After several years of low enrollment in Sargent College’s bachelor’s program in rehabilitation and human services and its master’s and clinical doctoral program in rehabilitation counseling, the University’s Board of Trustees voted to discontinue the programs at a board meeting on Tuesday, July 10. Current students will be able to complete their course work, but no new applications will be accepted, and the programs will formally end in May 2008.
“While the programs were valuable for many years, the college needs to put more resources into the programs and centers that draw more students,” explains Gloria Waters, dean of Sargent College.
“The students and alumni value the education that they received here very much,” she says. “But we now graduate so few students that as we move forward, we want to be able to make the largest impact on rehabilitation sciences that we can with the resources we have.”
Programs in rehabilitation counseling were first offered at SAR in 1973. Students and faculty in the program work closely with the BU Center for Psychiatric Rehabilitation, which focuses on providing life- and work-skills training for people with mental illness and psychiatric disabilities. Graduates often go on to work in the areas of psychiatric rehabilitation, industrial rehabilitation, disability management, or vocational evaluation. The programs became a part of the occupational therapy department in 2005 because of their small size.
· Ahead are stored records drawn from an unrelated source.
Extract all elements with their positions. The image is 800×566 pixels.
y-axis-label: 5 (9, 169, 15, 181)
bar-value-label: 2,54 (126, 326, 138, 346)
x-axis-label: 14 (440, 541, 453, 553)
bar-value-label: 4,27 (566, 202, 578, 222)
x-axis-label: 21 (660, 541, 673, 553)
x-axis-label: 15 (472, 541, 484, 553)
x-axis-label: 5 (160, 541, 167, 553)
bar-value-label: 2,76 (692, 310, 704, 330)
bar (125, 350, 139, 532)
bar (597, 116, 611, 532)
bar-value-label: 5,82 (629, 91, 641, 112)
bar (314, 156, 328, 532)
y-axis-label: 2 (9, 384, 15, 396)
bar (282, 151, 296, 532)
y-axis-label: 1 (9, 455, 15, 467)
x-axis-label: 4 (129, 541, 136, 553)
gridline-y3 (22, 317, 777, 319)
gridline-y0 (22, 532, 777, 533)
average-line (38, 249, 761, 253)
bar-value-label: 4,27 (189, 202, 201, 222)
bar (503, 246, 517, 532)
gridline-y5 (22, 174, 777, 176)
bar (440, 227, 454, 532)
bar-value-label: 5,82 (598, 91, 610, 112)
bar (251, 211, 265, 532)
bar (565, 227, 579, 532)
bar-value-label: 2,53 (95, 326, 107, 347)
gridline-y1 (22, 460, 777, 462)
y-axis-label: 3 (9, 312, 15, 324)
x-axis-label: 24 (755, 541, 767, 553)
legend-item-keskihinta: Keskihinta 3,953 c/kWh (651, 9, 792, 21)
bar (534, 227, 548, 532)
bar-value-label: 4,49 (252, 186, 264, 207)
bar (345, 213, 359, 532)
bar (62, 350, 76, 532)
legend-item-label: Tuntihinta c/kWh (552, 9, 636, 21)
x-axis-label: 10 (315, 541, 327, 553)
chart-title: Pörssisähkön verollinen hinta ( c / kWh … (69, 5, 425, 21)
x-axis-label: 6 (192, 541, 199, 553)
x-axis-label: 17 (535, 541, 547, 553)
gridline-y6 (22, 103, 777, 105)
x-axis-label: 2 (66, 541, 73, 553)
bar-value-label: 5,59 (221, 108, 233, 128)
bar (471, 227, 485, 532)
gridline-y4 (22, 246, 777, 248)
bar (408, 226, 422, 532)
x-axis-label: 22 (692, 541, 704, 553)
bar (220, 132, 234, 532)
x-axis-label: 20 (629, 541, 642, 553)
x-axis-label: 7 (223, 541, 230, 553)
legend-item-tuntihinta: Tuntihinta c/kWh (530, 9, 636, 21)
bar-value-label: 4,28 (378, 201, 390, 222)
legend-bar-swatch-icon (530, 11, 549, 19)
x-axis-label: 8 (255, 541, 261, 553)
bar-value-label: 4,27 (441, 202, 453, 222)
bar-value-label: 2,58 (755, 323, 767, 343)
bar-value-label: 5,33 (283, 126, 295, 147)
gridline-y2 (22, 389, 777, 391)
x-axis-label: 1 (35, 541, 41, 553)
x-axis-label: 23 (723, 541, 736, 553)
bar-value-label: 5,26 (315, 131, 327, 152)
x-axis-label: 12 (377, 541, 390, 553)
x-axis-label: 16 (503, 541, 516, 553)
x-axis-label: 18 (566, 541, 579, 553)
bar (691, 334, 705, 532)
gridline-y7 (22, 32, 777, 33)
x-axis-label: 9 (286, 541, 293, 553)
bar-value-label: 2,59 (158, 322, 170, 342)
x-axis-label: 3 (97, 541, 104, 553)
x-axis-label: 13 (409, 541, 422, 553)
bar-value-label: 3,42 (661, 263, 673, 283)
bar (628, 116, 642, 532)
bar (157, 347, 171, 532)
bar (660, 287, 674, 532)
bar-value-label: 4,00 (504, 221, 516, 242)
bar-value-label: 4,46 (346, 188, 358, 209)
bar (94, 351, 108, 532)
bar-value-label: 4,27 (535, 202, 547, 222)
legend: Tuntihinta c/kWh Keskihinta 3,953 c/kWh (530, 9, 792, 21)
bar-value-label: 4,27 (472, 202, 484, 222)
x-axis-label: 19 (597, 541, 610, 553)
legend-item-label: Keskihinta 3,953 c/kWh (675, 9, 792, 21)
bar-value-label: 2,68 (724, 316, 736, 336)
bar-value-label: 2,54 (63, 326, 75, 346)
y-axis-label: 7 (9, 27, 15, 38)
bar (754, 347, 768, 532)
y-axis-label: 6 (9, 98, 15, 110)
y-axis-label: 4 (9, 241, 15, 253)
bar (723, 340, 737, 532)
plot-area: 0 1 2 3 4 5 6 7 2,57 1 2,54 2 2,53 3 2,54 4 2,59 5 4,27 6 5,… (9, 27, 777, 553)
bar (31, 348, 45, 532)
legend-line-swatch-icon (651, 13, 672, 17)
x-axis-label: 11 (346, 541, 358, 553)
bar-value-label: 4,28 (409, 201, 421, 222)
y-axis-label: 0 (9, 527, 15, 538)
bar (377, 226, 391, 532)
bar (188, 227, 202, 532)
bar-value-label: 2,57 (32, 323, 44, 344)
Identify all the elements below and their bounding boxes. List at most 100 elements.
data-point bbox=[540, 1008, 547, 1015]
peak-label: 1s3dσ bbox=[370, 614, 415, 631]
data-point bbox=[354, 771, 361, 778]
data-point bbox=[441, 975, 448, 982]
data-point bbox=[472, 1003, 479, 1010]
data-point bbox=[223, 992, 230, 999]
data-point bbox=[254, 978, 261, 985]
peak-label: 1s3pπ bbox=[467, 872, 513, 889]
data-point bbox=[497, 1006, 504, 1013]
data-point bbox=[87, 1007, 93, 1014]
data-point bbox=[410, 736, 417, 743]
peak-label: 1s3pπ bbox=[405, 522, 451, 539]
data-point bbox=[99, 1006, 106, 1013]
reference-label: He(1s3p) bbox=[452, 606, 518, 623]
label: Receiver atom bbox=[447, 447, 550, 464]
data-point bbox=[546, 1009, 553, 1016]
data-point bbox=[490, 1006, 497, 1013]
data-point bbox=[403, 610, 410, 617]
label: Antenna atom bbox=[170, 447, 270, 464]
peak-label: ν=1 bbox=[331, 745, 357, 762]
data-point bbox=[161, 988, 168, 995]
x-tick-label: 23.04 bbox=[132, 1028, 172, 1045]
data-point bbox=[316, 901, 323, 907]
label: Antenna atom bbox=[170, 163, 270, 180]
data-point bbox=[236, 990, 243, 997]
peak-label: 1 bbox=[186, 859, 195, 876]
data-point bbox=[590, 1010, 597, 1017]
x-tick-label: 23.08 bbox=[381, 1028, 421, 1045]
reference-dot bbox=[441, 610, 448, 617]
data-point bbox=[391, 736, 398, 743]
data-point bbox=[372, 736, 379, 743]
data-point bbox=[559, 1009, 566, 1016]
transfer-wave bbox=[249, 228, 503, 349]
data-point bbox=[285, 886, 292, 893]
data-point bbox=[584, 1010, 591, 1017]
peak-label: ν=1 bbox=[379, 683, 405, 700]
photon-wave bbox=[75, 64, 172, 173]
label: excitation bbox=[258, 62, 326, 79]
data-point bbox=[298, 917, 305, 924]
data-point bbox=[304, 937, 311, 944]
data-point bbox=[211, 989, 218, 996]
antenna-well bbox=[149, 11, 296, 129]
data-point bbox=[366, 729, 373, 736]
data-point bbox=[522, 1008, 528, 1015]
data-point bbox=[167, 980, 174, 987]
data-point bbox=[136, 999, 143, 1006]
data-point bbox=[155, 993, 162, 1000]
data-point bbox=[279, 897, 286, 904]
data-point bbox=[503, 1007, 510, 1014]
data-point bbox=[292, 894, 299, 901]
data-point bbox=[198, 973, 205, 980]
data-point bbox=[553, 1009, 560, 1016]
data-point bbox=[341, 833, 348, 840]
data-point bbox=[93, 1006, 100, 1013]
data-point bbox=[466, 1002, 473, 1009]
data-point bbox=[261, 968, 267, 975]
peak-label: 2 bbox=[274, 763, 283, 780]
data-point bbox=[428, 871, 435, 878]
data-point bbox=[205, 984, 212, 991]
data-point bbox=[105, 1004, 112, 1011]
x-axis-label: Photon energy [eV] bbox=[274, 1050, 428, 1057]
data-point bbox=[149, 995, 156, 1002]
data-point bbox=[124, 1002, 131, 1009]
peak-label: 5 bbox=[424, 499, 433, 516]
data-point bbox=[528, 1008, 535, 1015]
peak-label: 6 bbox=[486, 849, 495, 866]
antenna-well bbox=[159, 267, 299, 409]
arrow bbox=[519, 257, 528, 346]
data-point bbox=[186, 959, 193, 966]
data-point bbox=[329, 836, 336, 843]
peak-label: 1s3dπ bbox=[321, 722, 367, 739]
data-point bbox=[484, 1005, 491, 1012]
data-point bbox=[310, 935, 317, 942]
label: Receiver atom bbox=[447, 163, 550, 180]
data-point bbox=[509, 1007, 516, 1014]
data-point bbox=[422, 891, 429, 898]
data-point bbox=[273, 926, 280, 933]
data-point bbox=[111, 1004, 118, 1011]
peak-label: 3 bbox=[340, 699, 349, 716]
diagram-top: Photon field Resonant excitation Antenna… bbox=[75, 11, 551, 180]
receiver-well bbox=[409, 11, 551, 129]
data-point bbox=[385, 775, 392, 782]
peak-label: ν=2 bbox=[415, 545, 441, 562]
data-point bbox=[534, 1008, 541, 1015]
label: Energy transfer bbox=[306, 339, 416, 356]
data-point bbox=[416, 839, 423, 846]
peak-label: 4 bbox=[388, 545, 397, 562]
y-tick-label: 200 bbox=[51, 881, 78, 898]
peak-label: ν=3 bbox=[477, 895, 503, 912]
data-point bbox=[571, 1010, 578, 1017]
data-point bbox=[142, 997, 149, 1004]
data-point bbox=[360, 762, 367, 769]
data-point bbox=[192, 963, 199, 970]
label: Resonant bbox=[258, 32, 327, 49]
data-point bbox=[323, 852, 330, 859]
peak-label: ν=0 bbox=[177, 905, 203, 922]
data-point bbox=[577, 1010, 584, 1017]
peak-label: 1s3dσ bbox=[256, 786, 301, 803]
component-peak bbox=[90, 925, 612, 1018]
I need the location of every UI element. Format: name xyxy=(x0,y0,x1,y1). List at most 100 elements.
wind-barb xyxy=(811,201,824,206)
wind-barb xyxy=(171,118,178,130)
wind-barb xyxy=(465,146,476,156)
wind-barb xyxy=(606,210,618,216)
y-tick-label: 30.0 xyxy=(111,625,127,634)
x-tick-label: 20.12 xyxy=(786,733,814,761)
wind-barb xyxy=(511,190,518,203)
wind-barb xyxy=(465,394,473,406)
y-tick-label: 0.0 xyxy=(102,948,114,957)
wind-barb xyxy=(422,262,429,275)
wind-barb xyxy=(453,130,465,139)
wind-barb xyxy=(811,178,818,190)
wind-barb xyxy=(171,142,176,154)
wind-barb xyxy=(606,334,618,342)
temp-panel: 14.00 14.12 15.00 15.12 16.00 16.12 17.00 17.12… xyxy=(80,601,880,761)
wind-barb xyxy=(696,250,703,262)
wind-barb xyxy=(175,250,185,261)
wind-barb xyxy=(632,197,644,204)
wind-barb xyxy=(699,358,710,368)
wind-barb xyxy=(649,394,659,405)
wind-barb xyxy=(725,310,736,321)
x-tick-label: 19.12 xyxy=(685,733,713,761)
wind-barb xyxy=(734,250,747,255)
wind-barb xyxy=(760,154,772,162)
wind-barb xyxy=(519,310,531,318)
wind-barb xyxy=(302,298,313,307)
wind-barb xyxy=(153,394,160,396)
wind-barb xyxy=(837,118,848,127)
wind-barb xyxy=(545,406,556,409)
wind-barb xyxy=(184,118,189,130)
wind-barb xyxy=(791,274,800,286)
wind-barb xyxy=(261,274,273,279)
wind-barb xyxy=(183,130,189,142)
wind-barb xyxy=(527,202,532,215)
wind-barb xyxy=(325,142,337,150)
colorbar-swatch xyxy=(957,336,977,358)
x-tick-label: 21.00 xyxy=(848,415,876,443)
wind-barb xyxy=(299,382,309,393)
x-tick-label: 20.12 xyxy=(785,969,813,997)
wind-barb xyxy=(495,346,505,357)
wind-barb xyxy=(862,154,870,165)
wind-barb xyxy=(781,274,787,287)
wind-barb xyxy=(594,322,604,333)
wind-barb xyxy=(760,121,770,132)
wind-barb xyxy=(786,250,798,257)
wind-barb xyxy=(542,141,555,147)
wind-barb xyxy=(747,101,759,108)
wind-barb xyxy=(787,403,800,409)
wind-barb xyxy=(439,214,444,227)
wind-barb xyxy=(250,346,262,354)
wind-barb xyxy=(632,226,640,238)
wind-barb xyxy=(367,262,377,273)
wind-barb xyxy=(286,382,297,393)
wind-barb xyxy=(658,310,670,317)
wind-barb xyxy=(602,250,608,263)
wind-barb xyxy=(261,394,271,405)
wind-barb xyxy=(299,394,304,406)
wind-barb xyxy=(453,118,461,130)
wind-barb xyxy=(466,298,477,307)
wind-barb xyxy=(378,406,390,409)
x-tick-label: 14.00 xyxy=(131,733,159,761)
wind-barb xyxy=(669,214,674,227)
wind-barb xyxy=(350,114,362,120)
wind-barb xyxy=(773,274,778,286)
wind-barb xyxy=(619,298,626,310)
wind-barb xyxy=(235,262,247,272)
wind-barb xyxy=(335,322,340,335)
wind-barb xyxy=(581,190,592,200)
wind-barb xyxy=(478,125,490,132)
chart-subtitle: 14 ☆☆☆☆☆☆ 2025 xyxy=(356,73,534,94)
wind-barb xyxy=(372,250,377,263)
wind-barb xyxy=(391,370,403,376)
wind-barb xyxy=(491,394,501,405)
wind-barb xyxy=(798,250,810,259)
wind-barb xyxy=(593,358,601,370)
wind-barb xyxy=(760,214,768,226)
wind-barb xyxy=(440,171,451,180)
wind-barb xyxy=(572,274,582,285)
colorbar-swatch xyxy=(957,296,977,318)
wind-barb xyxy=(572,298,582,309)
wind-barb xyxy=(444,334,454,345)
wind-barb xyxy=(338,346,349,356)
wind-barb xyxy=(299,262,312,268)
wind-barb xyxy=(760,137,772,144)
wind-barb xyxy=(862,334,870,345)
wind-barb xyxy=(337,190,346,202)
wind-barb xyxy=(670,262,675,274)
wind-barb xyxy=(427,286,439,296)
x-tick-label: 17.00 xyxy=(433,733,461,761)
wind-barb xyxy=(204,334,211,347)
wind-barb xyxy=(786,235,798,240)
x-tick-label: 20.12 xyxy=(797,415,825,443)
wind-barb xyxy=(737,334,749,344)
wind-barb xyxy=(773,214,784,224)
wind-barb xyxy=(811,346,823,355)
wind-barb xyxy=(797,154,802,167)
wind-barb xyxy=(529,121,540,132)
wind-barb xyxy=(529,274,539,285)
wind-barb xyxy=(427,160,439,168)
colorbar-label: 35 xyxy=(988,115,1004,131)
There are more than 750 active alumni of the programs, but last semester only 23 undergraduates, 9 master’s students, and 3 doctoral students were enrolled. While the Sargent master’s program is one of the country’s top rehabilitation counseling programs, ranked fifth in 2006 according to U.S. News and World Report, Waters says that one reason for declining enrollment is that other highly ranked programs are offered by public universities with lower tuition, and the earning potential for rehabilitation counselors is fairly low.
She also points out that while undergraduate enrollment in the health and human services program has declined significantly over the past decade, it has grown tremendously in other Sargent programs — particularly in the health sciences department, which jumped from 180 students in 2004 to 400 students last year. “We need to reallocate resources to programs that are in greater demand,” she says.
Some alumni have expressed disappointment that the program is being discontinued, but Waters notes that both Sargent and the University will continue to train students to work in the mental health rehabilitation field. The Center for Psychiatric Rehabilitation, the primary research arm of the rehabilitation counseling department and a World Health Organization Center of Excellence, will be integrated into the SAR occupational therapy program. In addition, the field education and training programs at the School of Social Work and the Graduate Medical Sciences Program at the School of Medicine, which has been offering a master’s degree in mental health and behavioral medicine since 2002, educate students in the area of mental health.
Waters believes that the change will strengthen Sargent’s other degree programs and further the college’s potential to advance the rehabilitation field. “Although individual graduates have a huge impact on people’s lives, we felt that the impact of our program was limited due to the very small number of students who graduate from the program,” she says. “We will continue to have a major impact on the field of mental health through our occupational therapy program and the Center for Psychiatric Rehabilitation.”